Chris M. Yeager,¹ Diana E. Northup,² Christy C. Grow,¹ Susan M. Barns,¹
and Cheryl R. Kuske¹*

M888 Bioscience Division, Los Alamos National Laboratory, Los Alamos, NM 87545.

Abstract

This study was undertaken to examine the effects of forest fire on two important groups of N-cycling bacteria in soil, the nitrogen-fixing and ammonia-oxidizing bacteria. Sequence and terminal restriction fragment length polymorphism (T-RFLP) analysis of nifH and amoA PCR amplicons was performed on DNA samples from unburned, moderately burned, and severely burned soils of a mixed conifer forest. PCR results indicated that the soil biomass and proportion of nitrogen-fixing and ammonia-oxidizing species was less in soil from the fire-impacted sites than from the unburned sites.

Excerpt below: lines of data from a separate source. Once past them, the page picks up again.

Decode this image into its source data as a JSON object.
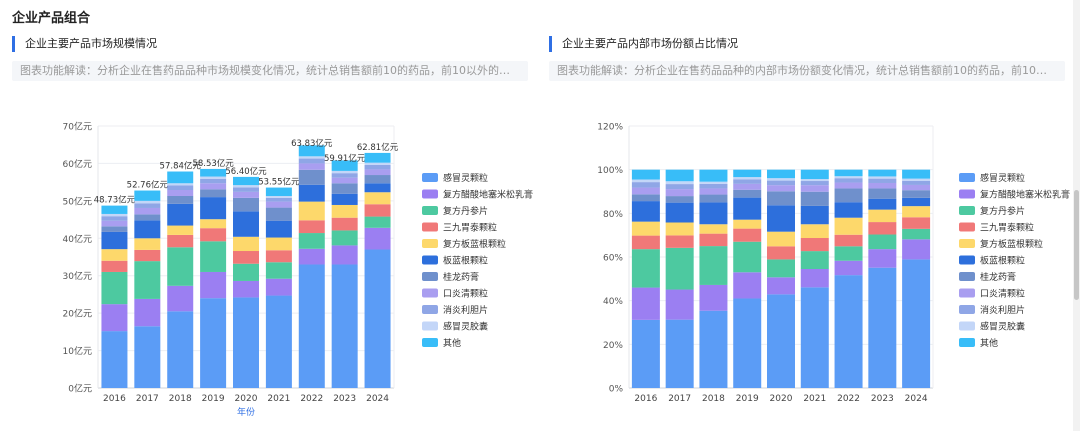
{
  "page": {
    "title": "企业产品组合"
  },
  "left_panel": {
    "title": "企业主要产品市场规模情况",
    "description": "图表功能解读：分析企业在售药品品种市场规模变化情况，统计总销售额前10的药品，前10以外的统..."
  },
  "right_panel": {
    "title": "企业主要产品内部市场份额占比情况",
    "description": "图表功能解读：分析企业在售药品品种的内部市场份额变化情况，统计总销售额前10的药品，前10以..."
  },
  "chart_data": [
    {
      "type": "bar",
      "stacked": true,
      "categories": [
        "2016",
        "2017",
        "2018",
        "2019",
        "2020",
        "2021",
        "2022",
        "2023",
        "2024"
      ],
      "xlabel": "年份",
      "ylabel": "",
      "ylim": [
        0,
        70
      ],
      "yticks": [
        0,
        10,
        20,
        30,
        40,
        50,
        60,
        70
      ],
      "ytick_labels": [
        "0亿元",
        "10亿元",
        "20亿元",
        "30亿元",
        "40亿元",
        "50亿元",
        "60亿元",
        "70亿元"
      ],
      "total_labels": [
        "48.73亿元",
        "52.76亿元",
        "57.84亿元",
        "58.53亿元",
        "56.40亿元",
        "53.55亿元",
        "63.83亿元",
        "59.91亿元",
        "62.81亿元"
      ],
      "totals": [
        48.73,
        52.76,
        57.84,
        58.53,
        56.4,
        53.55,
        63.83,
        59.91,
        62.81
      ],
      "grid": true,
      "legend_position": "right",
      "series": [
        {
          "name": "感冒灵颗粒",
          "color": "#5b9cf6",
          "values": [
            15.2,
            16.5,
            20.5,
            24.0,
            24.2,
            24.7,
            33.0,
            33.0,
            37.0
          ]
        },
        {
          "name": "复方醋酸地塞米松乳膏",
          "color": "#9b7ff2",
          "values": [
            7.2,
            7.3,
            6.8,
            7.0,
            4.4,
            4.5,
            4.2,
            5.1,
            5.8
          ]
        },
        {
          "name": "复方丹参片",
          "color": "#4dc9a0",
          "values": [
            8.6,
            10.1,
            10.3,
            8.2,
            4.6,
            4.4,
            4.2,
            4.0,
            3.0
          ]
        },
        {
          "name": "三九胃泰颗粒",
          "color": "#f07878",
          "values": [
            3.0,
            3.0,
            3.3,
            3.5,
            3.4,
            3.2,
            3.4,
            3.4,
            3.3
          ]
        },
        {
          "name": "复方板蓝根颗粒",
          "color": "#fdd86b",
          "values": [
            3.1,
            3.1,
            2.5,
            2.4,
            3.8,
            3.4,
            5.0,
            3.4,
            3.2
          ]
        },
        {
          "name": "板蓝根颗粒",
          "color": "#2d6fdc",
          "values": [
            4.6,
            4.8,
            5.8,
            5.9,
            6.8,
            4.5,
            4.5,
            3.0,
            2.4
          ]
        },
        {
          "name": "桂龙药膏",
          "color": "#6f90cc",
          "values": [
            1.5,
            1.6,
            2.1,
            2.1,
            3.6,
            3.5,
            4.0,
            2.8,
            2.2
          ]
        },
        {
          "name": "口炎清颗粒",
          "color": "#a99ef0",
          "values": [
            1.5,
            1.7,
            1.6,
            1.6,
            1.6,
            1.6,
            1.7,
            1.5,
            1.5
          ]
        },
        {
          "name": "消炎利胆片",
          "color": "#8fa6e6",
          "values": [
            1.2,
            1.2,
            1.2,
            1.2,
            1.2,
            1.0,
            1.3,
            1.2,
            1.2
          ]
        },
        {
          "name": "感冒灵胶囊",
          "color": "#c3d6f8",
          "values": [
            0.6,
            0.7,
            0.6,
            0.6,
            0.6,
            0.5,
            0.6,
            0.6,
            0.6
          ]
        },
        {
          "name": "其他",
          "color": "#38bdf8",
          "values": [
            2.23,
            2.76,
            3.14,
            2.03,
            2.2,
            2.25,
            2.93,
            2.81,
            2.61
          ]
        }
      ]
    },
    {
      "type": "bar",
      "stacked": true,
      "categories": [
        "2016",
        "2017",
        "2018",
        "2019",
        "2020",
        "2021",
        "2022",
        "2023",
        "2024"
      ],
      "xlabel": "",
      "ylabel": "",
      "ylim": [
        0,
        120
      ],
      "yticks": [
        0,
        20,
        40,
        60,
        80,
        100,
        120
      ],
      "ytick_labels": [
        "0%",
        "20%",
        "40%",
        "60%",
        "80%",
        "100%",
        "120%"
      ],
      "grid": true,
      "legend_position": "right",
      "series": [
        {
          "name": "感冒灵颗粒",
          "color": "#5b9cf6",
          "values": [
            31.2,
            31.3,
            35.4,
            41.0,
            42.9,
            46.1,
            51.7,
            55.1,
            58.9
          ]
        },
        {
          "name": "复方醋酸地塞米松乳膏",
          "color": "#9b7ff2",
          "values": [
            14.8,
            13.8,
            11.8,
            12.0,
            7.8,
            8.4,
            6.6,
            8.5,
            9.2
          ]
        },
        {
          "name": "复方丹参片",
          "color": "#4dc9a0",
          "values": [
            17.6,
            19.1,
            17.8,
            14.0,
            8.2,
            8.2,
            6.6,
            6.7,
            4.8
          ]
        },
        {
          "name": "三九胃泰颗粒",
          "color": "#f07878",
          "values": [
            6.2,
            5.7,
            5.7,
            6.0,
            6.0,
            6.0,
            5.3,
            5.7,
            5.3
          ]
        },
        {
          "name": "复方板蓝根颗粒",
          "color": "#fdd86b",
          "values": [
            6.4,
            5.9,
            4.3,
            4.1,
            6.7,
            6.3,
            7.8,
            5.7,
            5.1
          ]
        },
        {
          "name": "板蓝根颗粒",
          "color": "#2d6fdc",
          "values": [
            9.4,
            9.1,
            10.0,
            10.1,
            12.1,
            8.4,
            7.1,
            5.0,
            3.8
          ]
        },
        {
          "name": "桂龙药膏",
          "color": "#6f90cc",
          "values": [
            3.1,
            3.0,
            3.6,
            3.6,
            6.4,
            6.5,
            6.3,
            4.7,
            3.5
          ]
        },
        {
          "name": "口炎清颗粒",
          "color": "#a99ef0",
          "values": [
            3.1,
            3.2,
            2.8,
            2.7,
            2.8,
            3.0,
            2.7,
            2.5,
            2.4
          ]
        },
        {
          "name": "消炎利胆片",
          "color": "#8fa6e6",
          "values": [
            2.5,
            2.3,
            2.1,
            2.1,
            2.1,
            1.9,
            2.0,
            2.0,
            1.9
          ]
        },
        {
          "name": "感冒灵胶囊",
          "color": "#c3d6f8",
          "values": [
            1.2,
            1.3,
            1.0,
            1.0,
            1.1,
            0.9,
            0.9,
            1.0,
            1.0
          ]
        },
        {
          "name": "其他",
          "color": "#38bdf8",
          "values": [
            4.5,
            5.3,
            5.5,
            3.4,
            3.9,
            4.3,
            3.0,
            3.1,
            4.1
          ]
        }
      ]
    }
  ]
}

The number of dominant nifH sequence types was greater in fire-impacted soils, and nifH sequences that were most closely related to those from the spore-forming taxa Clostridium and Paenibacillus were more abundant in the burned soils. In T-RFLP patterns of the ammoniaoxidizing community, terminal restriction fragments (TRFs) representing amoA cluster 1, 2, or 4 Nitrosospira spp. were dominant (80 to 90%) in unburned soils, while TRFs representing amoA cluster 3A Nitrosospira spp. dominated (65 to 95%) in fire-impacted soils. The dominance of amoA cluster 3A Nitrosospira spp. sequence types was positively correlated with soil pH (5.6 to 7.5) and NH₃-N levels (0.002 to 0.976 ppm), both of which were higher in burned soils. The decreased microbial biomass and shift in nitrogen-fixing and ammoniaoxidizing communities were still evident in fire-impacted soils collected 14 months after the fire.

Keywords:Nitrogen-Fixing,Ammonia-Oxidizing Bacterial Communities,T-RFLP,nifH,Nitrosospira spp.,Clostridium ,Paenibacillus, Organis farming.